Willard Bartlett, J.:
The basis of the defendant’s demurrer is the proposition that under section 14 of article 8 of the Constitution, and under section 661 of the Greater New York charter (Laws of 1897, chap. 378), the city is without power to make such a contract for the board of destitute and dependent children as it is alleged to have made in the third and fourth causes of action set out in the complaint.
The Constitution prohibits payments by counties, cities, towns or villages to charitable, eleemosynary, correctional or reformatory institutions, wholly or partly under private control, for the care, support and maintenance of any inmate “ who is not received and retained therein pursuant to rules established by the State Board of Charities.” The Greater New York charter provides that no payment shall be made by the city of New York to any such institution for the care, support, secular education or maintenance of any child surrendered to said institution, or committed to, received or retained therein, in accordance with other specified sections of the charter, except upon the certificate of the commissioner having administrative jurisdiction that such child has been received and is retained by such institution, pursuant to the rules and regulations established by the State Board of Charities.”
It will be observed that the portions of the complaint now under consideration set out two executed contracts, one relating to children temporarily committed to the Richmond County Society for the Prevention of Cruelty to Children, and the other to those permanently committed. It is alleged that the plaintiff has furnished board to these children at the request of the city of New York. From this allegation an undertaking or obligation to pay would ordinarily be implied, but it is argued that no such implication arises in the present case, because the Constitution and the charter forbid payments by a city to a charitable institution under private control for the maintenance of any inmates except such as are received and kept therein pursuant to the rules framed by the State Board of Charities. This means that the alleged contract was ultra vires, and we are asked to condemn the complaint because it does not contain express averments showing that the requirement in respect to *610the rules of the State Board of Charities has been observed; or, in other words, because it does not negative the defense of ult/ra vires by way of anticipation.
Note.— The rest of the cases of this term will be found in the next volume, 74 App. Div.— [Rep.

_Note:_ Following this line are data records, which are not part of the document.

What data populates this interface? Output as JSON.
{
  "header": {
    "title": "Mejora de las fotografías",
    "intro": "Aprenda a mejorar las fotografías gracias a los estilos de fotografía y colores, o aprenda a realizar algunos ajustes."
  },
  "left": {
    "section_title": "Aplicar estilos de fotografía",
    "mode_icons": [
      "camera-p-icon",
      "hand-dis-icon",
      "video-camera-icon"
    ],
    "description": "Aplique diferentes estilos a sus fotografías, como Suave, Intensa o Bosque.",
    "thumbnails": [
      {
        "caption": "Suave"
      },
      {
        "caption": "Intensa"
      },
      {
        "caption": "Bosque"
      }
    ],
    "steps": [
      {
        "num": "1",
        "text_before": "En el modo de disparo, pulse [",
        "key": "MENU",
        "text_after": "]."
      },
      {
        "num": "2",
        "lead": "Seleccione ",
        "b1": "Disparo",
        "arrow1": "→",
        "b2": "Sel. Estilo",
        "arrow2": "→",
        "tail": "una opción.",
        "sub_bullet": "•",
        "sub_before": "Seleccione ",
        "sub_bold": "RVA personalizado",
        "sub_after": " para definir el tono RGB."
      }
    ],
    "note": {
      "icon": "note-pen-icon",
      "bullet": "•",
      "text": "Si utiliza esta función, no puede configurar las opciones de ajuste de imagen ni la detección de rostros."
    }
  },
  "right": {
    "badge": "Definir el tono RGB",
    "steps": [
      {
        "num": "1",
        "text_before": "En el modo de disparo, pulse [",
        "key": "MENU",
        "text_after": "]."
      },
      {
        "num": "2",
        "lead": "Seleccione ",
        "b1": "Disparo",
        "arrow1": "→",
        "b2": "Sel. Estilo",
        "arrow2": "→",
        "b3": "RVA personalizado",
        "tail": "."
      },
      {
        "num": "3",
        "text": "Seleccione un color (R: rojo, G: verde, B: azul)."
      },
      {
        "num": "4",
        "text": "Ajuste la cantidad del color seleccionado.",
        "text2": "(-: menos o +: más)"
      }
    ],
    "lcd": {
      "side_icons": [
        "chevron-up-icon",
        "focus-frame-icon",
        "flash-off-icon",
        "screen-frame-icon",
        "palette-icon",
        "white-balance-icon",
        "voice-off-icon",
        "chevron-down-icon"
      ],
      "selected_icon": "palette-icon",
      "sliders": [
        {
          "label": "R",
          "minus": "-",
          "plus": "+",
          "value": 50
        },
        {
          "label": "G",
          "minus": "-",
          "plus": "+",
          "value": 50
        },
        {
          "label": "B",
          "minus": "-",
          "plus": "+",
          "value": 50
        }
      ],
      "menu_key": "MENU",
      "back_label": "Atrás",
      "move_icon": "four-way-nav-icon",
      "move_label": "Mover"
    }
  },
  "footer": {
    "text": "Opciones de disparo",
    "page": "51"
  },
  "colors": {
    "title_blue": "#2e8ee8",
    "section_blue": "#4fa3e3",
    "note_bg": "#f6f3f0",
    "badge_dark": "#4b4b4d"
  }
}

I think the contention of the appellant in this respect rests upon a misconception of the rule of pleading applicable in such a case. Ult/ra vires is an affirmative defense. It involves an admission that the corporation went through the form of making a contract, and an assertion that its act was ineffectual because it had no power to enter into the agreement. A defense of this character must be pleaded. (Keating v. American Brewing Company, 62 App. Div. 501.) The question cannot be raised by demurring to a complaint which simply sets out the making of the contract by the corporation and its performance by the other party.
For these reasons I think that the demurrer to the third and fourth causes of action was properly overruled, and that the city should have an opportunity, if its law officers so desire, to plead the defense of ultra vires by way of answer.
It follows that the interlocutory judgment, after a slight modification, should be affirmed. In regard to the fourth cause of action, the interlocutory judgment provides that in case the defendant does not elect to answer over, the plaintiff shall have final judgment for the sum of $4,443.31, with interest from January 1, 1899. This date should be July 1, 1900, the date on which, the complaint alleges that the payment was demanded of the defendant. Interest can be allowed only from the date of the demand. (Taylor v. Mayor, 67 N. Y. 87, 94.)
All concurred.
Interlocutory judgment modified as indicated in the opinion of' Bartlett, J., and as modified, affirmed, with costs.